I agree that it's likely a false sense of connection can grow from social networking, which might dumb down any natural gift a person had. Yet, on the other hand, from my first nervous interactions on message boards and such, over 10 years ago, I've felt it quite easy to get a feel, mentally, of people, even more so than when meeting people in person. This is possibly, in my case, because I'm not a social butterfly by any means - not comfortable with people I don't know well....when in person. Just a quirk.

That's interesting LB - the Sun/Moon connection. The astro connection thing is something I've noticed before online - where it's possible to stumble across far more people than in real life - the astro connections stand out, when only minds are involved. It's one of several reasons why I would never totally discount the validity of astrology (I just don't appreciate some of the frills and moss it has gathered).

LB said...

Technology definitely has its benefits; it can be a great tool that helps to connect us.
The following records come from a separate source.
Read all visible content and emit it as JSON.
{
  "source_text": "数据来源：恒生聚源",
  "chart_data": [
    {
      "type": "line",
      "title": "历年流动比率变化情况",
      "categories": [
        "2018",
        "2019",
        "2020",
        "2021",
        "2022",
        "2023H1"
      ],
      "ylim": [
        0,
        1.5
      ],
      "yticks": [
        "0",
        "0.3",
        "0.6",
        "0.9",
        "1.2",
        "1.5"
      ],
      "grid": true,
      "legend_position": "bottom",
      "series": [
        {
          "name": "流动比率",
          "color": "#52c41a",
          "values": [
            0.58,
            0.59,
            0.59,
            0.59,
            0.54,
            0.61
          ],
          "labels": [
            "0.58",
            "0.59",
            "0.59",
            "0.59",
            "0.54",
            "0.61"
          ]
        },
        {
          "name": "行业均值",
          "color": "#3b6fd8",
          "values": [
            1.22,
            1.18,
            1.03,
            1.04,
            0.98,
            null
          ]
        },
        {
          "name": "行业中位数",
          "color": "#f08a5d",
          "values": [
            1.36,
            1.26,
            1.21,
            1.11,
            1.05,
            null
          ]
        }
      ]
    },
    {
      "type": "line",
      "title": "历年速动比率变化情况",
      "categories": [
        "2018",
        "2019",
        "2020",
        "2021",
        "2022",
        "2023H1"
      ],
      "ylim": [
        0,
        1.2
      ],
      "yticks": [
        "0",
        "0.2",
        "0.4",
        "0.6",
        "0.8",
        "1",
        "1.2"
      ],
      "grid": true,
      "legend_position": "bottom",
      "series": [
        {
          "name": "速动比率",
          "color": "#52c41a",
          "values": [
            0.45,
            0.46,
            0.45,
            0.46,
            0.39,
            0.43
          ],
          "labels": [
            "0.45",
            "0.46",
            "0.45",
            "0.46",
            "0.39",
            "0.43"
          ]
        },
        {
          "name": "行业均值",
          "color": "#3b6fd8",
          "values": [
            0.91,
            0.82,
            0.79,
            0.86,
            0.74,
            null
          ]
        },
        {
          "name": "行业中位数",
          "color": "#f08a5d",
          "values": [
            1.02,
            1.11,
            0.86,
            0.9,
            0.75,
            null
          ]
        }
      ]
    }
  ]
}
I use it all the time to research, advocate and communicate, although I'm a holdout when it comes to texting, tweeting and Facebook. I've known quite a few older folks who don't own a computer, let alone a cell phone. Some of them don't even own answering machines.

I just miss the days when things were built to last for longer periods of time and didn't require constant replacement in order to keep up with the latest technology.

Twilight said...

LB ~ Yes, I know some people of my own generation who either don't own a computer, or if they do will not use it - some of my old work friends and a couple of cousins in the UK/Europe for instance. I've nobody to network with in the UK for that reason. Christmas cards and letters are the most we can manage.

I think I've reached the edge of my own progress on this front now though. I don't do Facebook, hardly ever do personal e-mails, Use Twitter minimally just for reading mainly. One cellphone between us for emergencies, and a landline - because we're at home a lot of the time. One TV, 2 desktops and a laptop. That's my "edge", and whereas I used to feel a bit avant garde years ago, with my home computer, now I'm back to old fashioned again.

Technology has great advantages though, I'm not about to knock it.
Weather forecasting and radar in that respect is wonderful. We're under Tornado Watch at present and without the weather reporting driven by radar online and on TV I'd be a nervous wreck. They can track within streets almost where the danger spots will be.